Che la famiglia “tradizionale” sia in crisi è opinione comune; di questo deve essersene accorto anche il mondo della pubblicità se marchi, specie di prodotti alimentari, che da sempre legano la propria immagine a famiglie tipo, oggi lasciano il posto ad una famiglia variamente composta in cui una voce anziana, quasi malinconica, ricorda la necessità di ritrovare le proprie radici.
Il fenomeno è esteso e non esclude la nostra città. Dai dati fornitici dall’Ufficio di Statistica del Comune di Modugno si evince che nel nostro comune abitano ben 357 cittadini divorziati: 152 maschi e 235 femmine. Il dato, rapportato al dato degli scorsi anni, mostra un’impennata importante: siamo infatti passati da un totale di 226 cittadini divorziati del 2001 a quello di 357, prima indicato, del 2009; un aumento di più del 63%!

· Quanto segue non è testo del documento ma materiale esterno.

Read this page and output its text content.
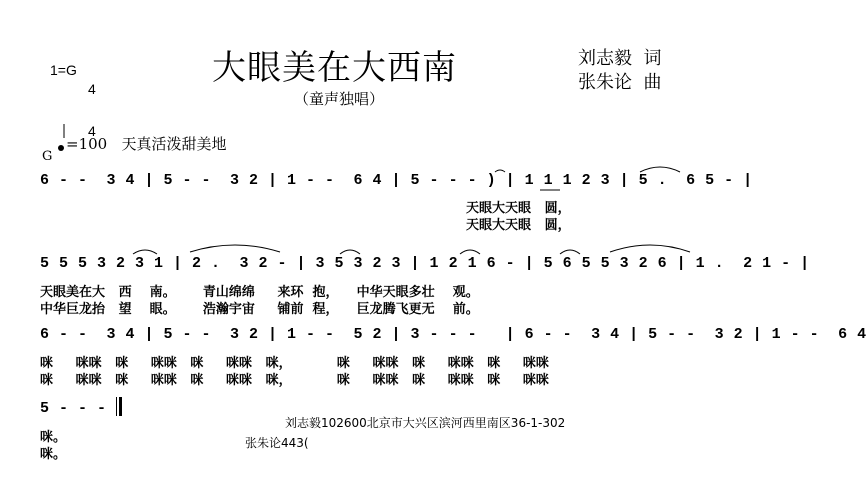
大眼美在大西南
（童声独唱）
1=G

4

4

刘志毅  词
张朱论  曲
=100   天真活泼甜美地
G
6 - -  3 4 | 5 - -  3 2 | 1 - -  6 4 | 5 - - - ) | 1 1 1 2 3 | 5 .  6 5 - |
天眼大天眼   圆，
天眼大天眼   圆，
5 5 5 3 2 3 1 | 2 .  3 2 - | 3 5 3 2 3 | 1 2 1 6 - | 5 6 5 5 3 2 6 | 1 .  2 1 - |
天眼美在大   西    南。      青山绵绵     来环  抱，    中华天眼多壮    观。
中华巨龙抬   望    眼。      浩瀚宇宙     铺前  程，    巨龙腾飞更无    前。
6 - -  3 4 | 5 - -  3 2 | 1 - -  5 2 | 3 - - -   | 6 - -  3 4 | 5 - -  3 2 | 1 - -  6 4
咪     咪咪   咪     咪咪   咪     咪咪   咪，          咪     咪咪   咪     咪咪   咪     咪咪
咪     咪咪   咪     咪咪   咪     咪咪   咪，          咪     咪咪   咪     咪咪   咪     咪咪
5 - - -
咪。
咪。
刘志毅102600北京市大兴区滨河西里南区36-1-302
张朱论443(
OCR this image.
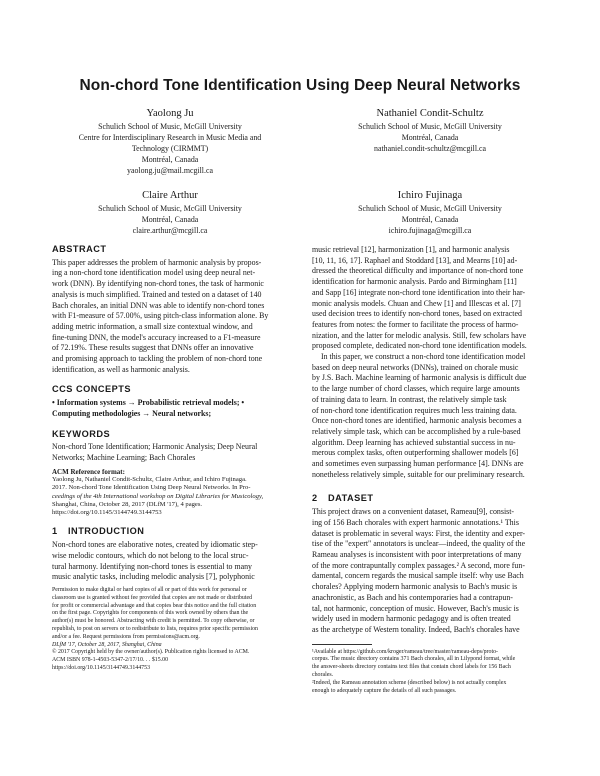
Non-chord Tone Identification Using Deep Neural Networks
Yaolong Ju
Schulich School of Music, McGill University
Centre for Interdisciplinary Research in Music Media and
Technology (CIRMMT)
Montréal, Canada
yaolong.ju@mail.mcgill.ca
Nathaniel Condit-Schultz
Schulich School of Music, McGill University
Montréal, Canada
nathaniel.condit-schultz@mcgill.ca
Claire Arthur
Schulich School of Music, McGill University
Montréal, Canada
claire.arthur@mcgill.ca
Ichiro Fujinaga
Schulich School of Music, McGill University
Montréal, Canada
ichiro.fujinaga@mcgill.ca
ABSTRACT
This paper addresses the problem of harmonic analysis by propos-
ing a non-chord tone identification model using deep neural net-
work (DNN). By identifying non-chord tones, the task of harmonic
analysis is much simplified. Trained and tested on a dataset of 140
Bach chorales, an initial DNN was able to identify non-chord tones
with F1-measure of 57.00%, using pitch-class information alone. By
adding metric information, a small size contextual window, and
fine-tuning DNN, the model's accuracy increased to a F1-measure
of 72.19%. These results suggest that DNNs offer an innovative
and promising approach to tackling the problem of non-chord tone
identification, as well as harmonic analysis.
CCS CONCEPTS
• Information systems → Probabilistic retrieval models; •
Computing methodologies → Neural networks;
KEYWORDS
Non-chord Tone Identification; Harmonic Analysis; Deep Neural
Networks; Machine Learning; Bach Chorales
ACM Reference format:
Yaolong Ju, Nathaniel Condit-Schultz, Claire Arthur, and Ichiro Fujinaga.
2017. Non-chord Tone Identification Using Deep Neural Networks. In Pro-
ceedings of the 4th International workshop on Digital Libraries for Musicology,
Shanghai, China, October 28, 2017 (DLfM '17), 4 pages.
https://doi.org/10.1145/3144749.3144753
1 INTRODUCTION
Non-chord tones are elaborative notes, created by idiomatic step-
wise melodic contours, which do not belong to the local struc-
tural harmony. Identifying non-chord tones is essential to many
music analytic tasks, including melodic analysis [7], polyphonic
Permission to make digital or hard copies of all or part of this work for personal or
classroom use is granted without fee provided that copies are not made or distributed
for profit or commercial advantage and that copies bear this notice and the full citation
on the first page. Copyrights for components of this work owned by others than the
author(s) must be honored. Abstracting with credit is permitted. To copy otherwise, or
republish, to post on servers or to redistribute to lists, requires prior specific permission
and/or a fee. Request permissions from permissions@acm.org.
DLfM '17, October 28, 2017, Shanghai, China
© 2017 Copyright held by the owner/author(s). Publication rights licensed to ACM.
ACM ISBN 978-1-4503-5347-2/17/10. . . $15.00
https://doi.org/10.1145/3144749.3144753
music retrieval [12], harmonization [1], and harmonic analysis
[10, 11, 16, 17]. Raphael and Stoddard [13], and Mearns [10] ad-
dressed the theoretical difficulty and importance of non-chord tone
identification for harmonic analysis. Pardo and Birmingham [11]
and Sapp [16] integrate non-chord tone identification into their har-
monic analysis models. Chuan and Chew [1] and Illescas et al. [7]
used decision trees to identify non-chord tones, based on extracted
features from notes: the former to facilitate the process of harmo-
nization, and the latter for melodic analysis. Still, few scholars have
proposed complete, dedicated non-chord tone identification models.
In this paper, we construct a non-chord tone identification model
based on deep neural networks (DNNs), trained on chorale music
by J.S. Bach. Machine learning of harmonic analysis is difficult due
to the large number of chord classes, which require large amounts
of training data to learn. In contrast, the relatively simple task
of non-chord tone identification requires much less training data.
Once non-chord tones are identified, harmonic analysis becomes a
relatively simple task, which can be accomplished by a rule-based
algorithm. Deep learning has achieved substantial success in nu-
merous complex tasks, often outperforming shallower models [6]
and sometimes even surpassing human performance [4]. DNNs are
nonetheless relatively simple, suitable for our preliminary research.
2 DATASET
This project draws on a convenient dataset, Rameau[9], consist-
ing of 156 Bach chorales with expert harmonic annotations.¹ This
dataset is problematic in several ways: First, the identity and exper-
tise of the "expert" annotators is unclear—indeed, the quality of the
Rameau analyses is inconsistent with poor interpretations of many
of the more contrapuntally complex passages.² A second, more fun-
damental, concern regards the musical sample itself: why use Bach
chorales? Applying modern harmonic analysis to Bach's music is
anachronistic, as Bach and his contemporaries had a contrapun-
tal, not harmonic, conception of music. However, Bach's music is
widely used in modern harmonic pedagogy and is often treated
as the archetype of Western tonality. Indeed, Bach's chorales have
¹Available at https://github.com/kroger/rameau/tree/master/rameau-deps/proto-
corpus. The music directory contains 371 Bach chorales, all in Lilypond format, while
the answer-sheets directory contains text files that contain chord labels for 156 Bach
chorales.
²Indeed, the Rameau annotation scheme (described below) is not actually complex
enough to adequately capture the details of all such passages.
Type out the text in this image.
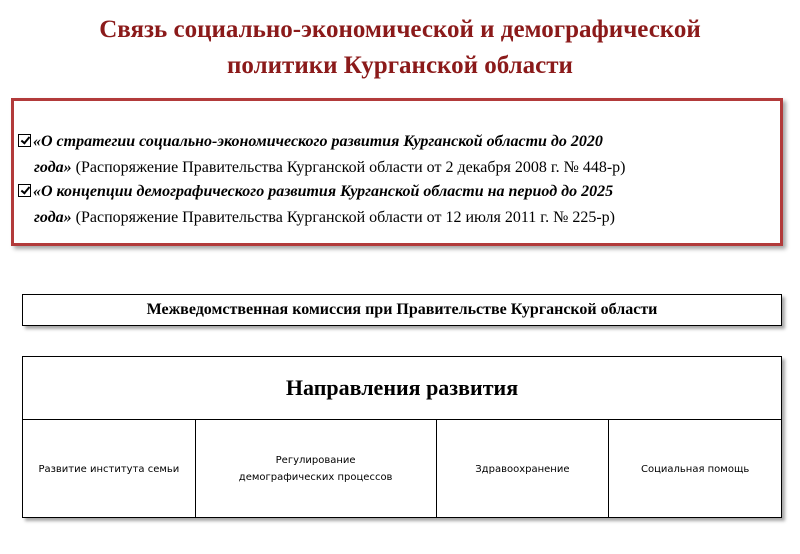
Связь социально-экономической и демографической
политики Курганской области
«О стратегии социально-экономического развития Курганской области до 2020
года» (Распоряжение Правительства Курганской области от 2 декабря 2008 г. № 448-р)
«О концепции демографического развития Курганской области на период до 2025
года» (Распоряжение Правительства Курганской области от 12 июля 2011 г. № 225-р)
Межведомственная комиссия при Правительстве Курганской области
Направления развития
Развитие института семьи
Регулирование демографических процессов
Здравоохранение	Социальная помощь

Per rendere più completo il dato, aggiungiamo solo che il fenomeno abbraccia una fascia di popolazione abbastanza eterogenea per fasce di età: 51 sono infatti i cittadini separati compresi tra i trenta e quarant’anni d’età, 102 quelli fra i quarantuno e i cinquant’anni, 91 fra i cinquantuno e i sessant’anni, 114 quelli fra i sessantuno e gli ottantasette anni. Di questa situazione siamo andati a parlarne con don Nicola Colatorti, già operatore del Consultorio Familiare Diocesano, nonché parroco della chiesa Matrice di Modugno e professore di Teologia Morale. Molte sono le coppie che si rivolgono al sacerdote per risolvere i loro problemi coniugali ed interessante è la sua esperienza: “Sono due – afferma don Nicola – i generi di coppia che si rivolgono al parroco: pochi gli sposi che vengono da noi per affrontare i problemi della loro quotidiana vita coniugale; il più delle volte, purtroppo, a venire sono quelle famiglie oramai allo stremo dove uno dei due coniugi ha già intrapreso un cammino personale di separazione”.
Dal racconto dell’esperienza di don Nicola, sia come parroco che come operatore del consultorio, emergerebbe che alla base vi è un denominatore comune: un “problema educativo”. “Le scelte che oggi si fanno – spiega ancora il parroco – sono sempre a tempo determinato; la società stessa ci impone questo stile con la precarietà del lavoro, e la prospettiva di un futuro incerto. Così le scelte di vita, quelle importanti, fanno paura e i problemi che ciascuna famiglia può avere, diventano occasione di rottura. Manca un’educazione alla comprensione delle ragioni dell’altro, alla tolleranza, ad un dialogo costruttivo e non distruttivo (bisogna «imparare a litigare»), ma soprattutto manca un’educazione al perdono da darsi e da ricevere”.